Den Tieren setzten die Forscher zunächst gemahlene Kartoffelchips vor und dann Futtermischungen mit variierenden Anteilen von Kohlenhydraten und Fetten, den Hauptbestandteilen von Chips. Bei dem 50:35-Testsnack war der Heißhunger der Nager laut Doktorandin Stefanie Kreß am größten, und dieses Verhältnis von Kartoffelstärke (Kohlenhydraten) zu Fetten finde sich auch in Chips: „Erstaunlicherweise nahmen die Tiere in extrem kurzer Zeit bis zu 50 Prozent der Gesamttagesenergie auf.“ Überdies fraßen sie knapp ein Drittel mehr als sonst üblich.
Für die Studien steckten die Erlanger die Ratten sogar in den Kernspintomografen. Gleich im Anschluss an deren Fressorgien, in narkotisiertem Zustand und mit einem Kontrastmittel im Blut. So ließ sich der Stoffwechsel im Gehirn der Tiere abbilden - und wie stark die Futtermischungen jeweils das für Appetit und Heißhunger wichtige Belohnungszentrum ansprachen.
Nicht nur Kartoffelchips, sondern auch anderer Knabber- und Süßkram folgt offenbar der fatalen 50:35-Rezeptur - die „üblichen Verdächtigen“, wie die Forscher sie nennen: „Erdnussflips haben diese Zusammensetzung, auch Schokolade und Nuss-Nougat-Creme“. Bisher habe man gedacht, zum Kontrollverlust beim Essen komme es dann, wenn ein Lebensmittel besonders kalorienreich sei. „Aber wir haben jetzt festgestellt, dass es diese spezielle Zusammensetzung ist, die sehr attraktiv ist“, so die Forscher.
Futtern auf Vorrat - Die Forscher glauben, dass die Ergebnisse auch auf den Menschen übertragbar sind. Um das nachzuweisen, planen sie derzeit eine Folgestudie mit freiwilligen Chips-Essern.

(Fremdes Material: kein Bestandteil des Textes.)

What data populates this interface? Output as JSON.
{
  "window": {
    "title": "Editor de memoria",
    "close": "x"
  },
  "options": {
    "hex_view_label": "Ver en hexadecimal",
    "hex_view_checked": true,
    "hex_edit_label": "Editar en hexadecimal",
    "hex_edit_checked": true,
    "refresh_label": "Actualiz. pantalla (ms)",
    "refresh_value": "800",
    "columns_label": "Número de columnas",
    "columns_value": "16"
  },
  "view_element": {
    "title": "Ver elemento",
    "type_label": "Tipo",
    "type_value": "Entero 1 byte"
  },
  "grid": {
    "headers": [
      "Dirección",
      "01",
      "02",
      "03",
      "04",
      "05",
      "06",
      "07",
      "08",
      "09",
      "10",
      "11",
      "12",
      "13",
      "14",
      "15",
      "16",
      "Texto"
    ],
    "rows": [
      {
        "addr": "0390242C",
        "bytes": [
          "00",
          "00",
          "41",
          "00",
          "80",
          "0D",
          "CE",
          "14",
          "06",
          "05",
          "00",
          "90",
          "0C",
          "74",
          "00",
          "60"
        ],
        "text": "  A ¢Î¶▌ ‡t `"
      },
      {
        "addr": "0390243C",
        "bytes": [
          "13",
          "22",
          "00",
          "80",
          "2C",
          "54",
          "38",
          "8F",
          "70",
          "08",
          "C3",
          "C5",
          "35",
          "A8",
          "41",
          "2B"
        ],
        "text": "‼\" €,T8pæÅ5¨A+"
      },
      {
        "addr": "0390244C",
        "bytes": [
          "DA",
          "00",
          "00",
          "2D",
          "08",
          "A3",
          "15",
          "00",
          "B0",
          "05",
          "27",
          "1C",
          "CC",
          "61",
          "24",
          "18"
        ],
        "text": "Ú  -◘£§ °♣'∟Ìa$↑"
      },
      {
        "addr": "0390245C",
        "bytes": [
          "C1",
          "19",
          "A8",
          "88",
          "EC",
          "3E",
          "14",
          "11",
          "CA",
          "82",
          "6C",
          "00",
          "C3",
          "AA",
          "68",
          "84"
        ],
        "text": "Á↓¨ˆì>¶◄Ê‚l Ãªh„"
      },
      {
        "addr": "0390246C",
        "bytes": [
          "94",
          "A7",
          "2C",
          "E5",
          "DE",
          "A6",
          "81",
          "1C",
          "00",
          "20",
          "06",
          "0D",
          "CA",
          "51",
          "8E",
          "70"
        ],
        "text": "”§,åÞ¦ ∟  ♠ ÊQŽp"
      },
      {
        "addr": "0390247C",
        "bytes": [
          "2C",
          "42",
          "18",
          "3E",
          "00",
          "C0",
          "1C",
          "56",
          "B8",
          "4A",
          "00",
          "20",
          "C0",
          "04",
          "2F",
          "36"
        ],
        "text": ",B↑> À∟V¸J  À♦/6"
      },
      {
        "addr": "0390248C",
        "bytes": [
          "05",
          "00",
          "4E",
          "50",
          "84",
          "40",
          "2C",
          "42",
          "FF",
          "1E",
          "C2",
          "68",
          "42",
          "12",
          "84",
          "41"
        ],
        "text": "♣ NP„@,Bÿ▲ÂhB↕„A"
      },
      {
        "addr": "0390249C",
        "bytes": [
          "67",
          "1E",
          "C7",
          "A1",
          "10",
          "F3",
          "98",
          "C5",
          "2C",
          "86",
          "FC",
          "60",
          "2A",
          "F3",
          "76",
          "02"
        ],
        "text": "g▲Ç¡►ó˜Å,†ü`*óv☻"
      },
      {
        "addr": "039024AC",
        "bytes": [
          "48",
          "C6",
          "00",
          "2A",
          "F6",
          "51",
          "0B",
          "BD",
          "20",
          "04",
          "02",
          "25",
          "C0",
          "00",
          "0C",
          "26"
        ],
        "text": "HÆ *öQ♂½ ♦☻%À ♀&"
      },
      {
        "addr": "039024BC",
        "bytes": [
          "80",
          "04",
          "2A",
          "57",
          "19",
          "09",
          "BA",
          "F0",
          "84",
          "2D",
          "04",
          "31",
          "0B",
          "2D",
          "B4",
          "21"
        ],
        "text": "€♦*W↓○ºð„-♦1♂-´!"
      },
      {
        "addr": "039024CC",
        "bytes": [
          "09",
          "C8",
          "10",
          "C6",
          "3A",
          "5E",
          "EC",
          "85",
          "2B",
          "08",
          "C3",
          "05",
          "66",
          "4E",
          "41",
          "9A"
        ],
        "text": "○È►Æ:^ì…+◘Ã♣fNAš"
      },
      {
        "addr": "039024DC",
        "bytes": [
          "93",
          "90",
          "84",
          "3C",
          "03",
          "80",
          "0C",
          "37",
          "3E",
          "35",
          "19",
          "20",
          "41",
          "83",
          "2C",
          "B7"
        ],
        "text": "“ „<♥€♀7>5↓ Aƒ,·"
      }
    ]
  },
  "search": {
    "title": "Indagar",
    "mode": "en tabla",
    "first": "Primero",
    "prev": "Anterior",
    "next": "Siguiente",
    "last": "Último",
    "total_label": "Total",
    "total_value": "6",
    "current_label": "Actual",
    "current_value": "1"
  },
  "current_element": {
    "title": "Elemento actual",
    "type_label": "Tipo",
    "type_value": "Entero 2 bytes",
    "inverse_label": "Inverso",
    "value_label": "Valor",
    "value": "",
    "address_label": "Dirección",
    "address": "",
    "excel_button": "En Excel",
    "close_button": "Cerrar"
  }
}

Früher, als das Nahrungsangebot knapp war, mag es sinnvoll gewesen sein, möglich schnell viel in sich hineinzustopfen, sobald sich die Gelegenheit dazu bot - Futtern auf Vorrat gewissermaßen. Heute dagegen herrsche ein Überangebot an Lebensmitteln, wie die Forscher sagen, und da „führt so ein Kontrollverlust dazu, dass wir mehr essen, als wir brauchen, und zunehmen“.
Doch warum ausgerechnet Kohlenhydrate und Fett im 50:35-Mix? Darüber kann man im Moment nur spekulieren. Den Nutzen im hohen Anteil von Kohlenhydraten würden diese „enorm schnell“ zu Traubenzucker abgebaut, dem Hauptbrennstoff für das Gehirn, das ständig sehr große Mengen davon benötigt. Fett dagegen werde langsamer umgesetzt und vom Körper bevorzugt gespeichert.
Chips und Flips könnten also deshalb so verführerisch sein, weil sie beides liefern: viel schnell verfügbare Energie und dazu noch etwas auf Vorrat. „Fett und Kohlenhydrate machen uns auf jeden Fall süchtig", resümiert die Lebensmittelchemiker, im Sinne von „Weiter! Mehr! Her damit“.
Doch was, wenn die Nasch- oder Fressformel jetzt publik wird und so auch die Lebensmittelindustrie Wind davon bekommt? Könnte sie nicht noch mehr Produkte mit 50:35er-Rezeptur auf den Markt bringen und uns zu noch willenloseren Konsumenten machen? „Man braucht keinen Kernspin, um festzustellen, was die Leute gerne essen“, ist die Professorin überzeugt, „ich denke mal, dafür hat die Industrie ihre Marketingstudien“. – so die Forscher.